April 25, 2024

Guest Editorial: Real-Time Operational Systems
Is Common Technology Right for You?

by Joe Moran, PE

Supervisory Control and Data Acquisition (SCADA) has been a mainstream mission critical utility real-time system for decades, primarily used to monitor and control the generation and transmission system in real-time. Most utilities did not expand the reach of SCADA down the distribution network, since the operation of radial and ‘passive’ distribution networks was historically straightforward.

Recent changes drive the need for utilities to reevaluate their real-time operational systems strategies and to consider migrating to a common technology solution for transmission and distribution SCADA to support Energy Management Systems (EMS), advanced Distribution Management Systems (DMS) and Outage Management Systems (OMS). Common technology solution refers to a common transmission and distribution SCADA system provided by a single vendor – this can take the form of either a single instance of the vendor’s SCADA software or separate instances of the same vendor’s SCADA software (one for transmission and one for distribution).

Drivers for common SCADA technology include:

  • Smart grid technologies provide utilities with the opportunity to gather significantly more data from the transmission and distribution grids.
  • New technologies at the customer side of the meter (e.g., electric vehicles and distributed generators) make the distribution network increasing more complex to operate.
  • Pressure on utilities to restore power more quickly and minimize customer outages during storms is driving some utilities to install more automated field devices on the feeders to pick up customers on unfaulted sections of the feeders more quickly.
  • Advanced DMS power applications such as unbalanced power flow, distribution state estimation, integrated volt/var control, and fault location, isolation, and service restoration are now starting to become important applications in distribution operations to manage, operate, optimize, and restore the grid in real-time.

These changes, along with the effect of such trends as the aging workforce on operations and support, will lead some utilities to consider the benefits and costs of whether or not to consolidate to a common transmission and distribution SCADA system to support EMS, DMS, and OMS. Before considering a move to a common vendor SCADA system solution each utility should revisit their real-time systems roadmap based on their unique situation, answering key questions and assessing potential benefits and costs of a common SCADA system technology approach.
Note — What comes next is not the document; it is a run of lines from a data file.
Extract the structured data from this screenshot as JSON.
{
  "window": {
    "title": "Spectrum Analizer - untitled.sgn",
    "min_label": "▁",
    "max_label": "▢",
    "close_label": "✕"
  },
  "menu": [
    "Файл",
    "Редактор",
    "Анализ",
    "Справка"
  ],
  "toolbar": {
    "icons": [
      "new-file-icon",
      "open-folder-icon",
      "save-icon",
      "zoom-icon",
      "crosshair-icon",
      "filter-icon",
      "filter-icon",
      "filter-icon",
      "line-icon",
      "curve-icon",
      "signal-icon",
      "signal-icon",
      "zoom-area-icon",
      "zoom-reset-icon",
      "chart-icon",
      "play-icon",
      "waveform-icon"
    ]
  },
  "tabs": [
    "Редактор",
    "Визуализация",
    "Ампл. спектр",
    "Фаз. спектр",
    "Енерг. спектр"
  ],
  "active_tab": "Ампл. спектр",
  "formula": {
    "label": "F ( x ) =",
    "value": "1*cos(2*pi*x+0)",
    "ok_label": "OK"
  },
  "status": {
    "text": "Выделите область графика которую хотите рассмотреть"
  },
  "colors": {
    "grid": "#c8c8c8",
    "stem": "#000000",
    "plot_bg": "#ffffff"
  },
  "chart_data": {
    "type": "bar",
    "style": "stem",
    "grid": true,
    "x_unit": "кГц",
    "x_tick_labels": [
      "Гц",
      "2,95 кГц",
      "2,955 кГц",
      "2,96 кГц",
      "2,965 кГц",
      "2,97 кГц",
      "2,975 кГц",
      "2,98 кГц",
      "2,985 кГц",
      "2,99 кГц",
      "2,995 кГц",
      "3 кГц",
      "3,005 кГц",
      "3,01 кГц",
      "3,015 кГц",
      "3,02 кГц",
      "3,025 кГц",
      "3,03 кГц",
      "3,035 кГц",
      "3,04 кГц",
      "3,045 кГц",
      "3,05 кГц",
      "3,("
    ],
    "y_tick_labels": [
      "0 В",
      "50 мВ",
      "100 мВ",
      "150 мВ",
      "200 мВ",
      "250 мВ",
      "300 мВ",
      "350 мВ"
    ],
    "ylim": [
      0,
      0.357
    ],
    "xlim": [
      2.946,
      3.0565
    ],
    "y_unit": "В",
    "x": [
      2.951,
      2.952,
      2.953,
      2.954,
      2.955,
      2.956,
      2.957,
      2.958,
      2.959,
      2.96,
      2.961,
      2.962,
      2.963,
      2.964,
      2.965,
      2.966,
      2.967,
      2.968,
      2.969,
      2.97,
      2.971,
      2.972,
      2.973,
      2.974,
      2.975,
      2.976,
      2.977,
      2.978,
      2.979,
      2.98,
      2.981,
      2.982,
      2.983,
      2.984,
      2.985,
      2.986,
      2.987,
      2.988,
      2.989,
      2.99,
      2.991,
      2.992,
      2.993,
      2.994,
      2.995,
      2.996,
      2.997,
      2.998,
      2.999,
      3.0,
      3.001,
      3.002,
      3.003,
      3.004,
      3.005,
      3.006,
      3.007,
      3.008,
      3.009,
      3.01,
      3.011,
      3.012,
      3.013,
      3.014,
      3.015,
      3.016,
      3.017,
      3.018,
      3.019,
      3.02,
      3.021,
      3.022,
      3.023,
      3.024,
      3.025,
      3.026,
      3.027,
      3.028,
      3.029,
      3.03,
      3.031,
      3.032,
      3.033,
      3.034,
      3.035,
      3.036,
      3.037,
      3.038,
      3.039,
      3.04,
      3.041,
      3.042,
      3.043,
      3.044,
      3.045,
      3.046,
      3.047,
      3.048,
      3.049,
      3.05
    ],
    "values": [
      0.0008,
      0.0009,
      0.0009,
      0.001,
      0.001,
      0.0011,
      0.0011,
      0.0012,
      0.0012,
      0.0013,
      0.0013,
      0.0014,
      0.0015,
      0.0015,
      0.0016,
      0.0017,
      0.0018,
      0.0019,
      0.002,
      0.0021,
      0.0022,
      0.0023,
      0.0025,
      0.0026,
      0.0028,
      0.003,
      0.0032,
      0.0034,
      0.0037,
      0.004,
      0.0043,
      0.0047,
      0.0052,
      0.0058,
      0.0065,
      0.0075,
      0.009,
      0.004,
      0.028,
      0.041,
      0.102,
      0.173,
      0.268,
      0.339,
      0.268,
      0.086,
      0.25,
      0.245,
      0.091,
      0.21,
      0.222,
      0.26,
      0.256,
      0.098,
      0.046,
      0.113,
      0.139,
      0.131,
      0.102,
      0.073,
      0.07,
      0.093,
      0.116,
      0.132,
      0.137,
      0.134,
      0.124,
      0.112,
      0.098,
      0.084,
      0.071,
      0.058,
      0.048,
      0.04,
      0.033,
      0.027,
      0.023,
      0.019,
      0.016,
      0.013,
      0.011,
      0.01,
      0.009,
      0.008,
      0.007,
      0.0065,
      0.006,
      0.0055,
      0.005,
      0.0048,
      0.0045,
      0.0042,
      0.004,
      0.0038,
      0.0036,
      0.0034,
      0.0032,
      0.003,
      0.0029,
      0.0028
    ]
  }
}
REAL-TIME OPERATIONAL SYSTEMS
SCADA systems have been core utility systems for many years. SCADA systems allow operators in control rooms to monitor the flows in the power system and to remotely control substation equipment, issuing control commands via the utility’s communication network. Other fundamental components of a SCADA system include functionality to alarm abnormal conditions, tag devices for safety and information purposes, and archive real-time data.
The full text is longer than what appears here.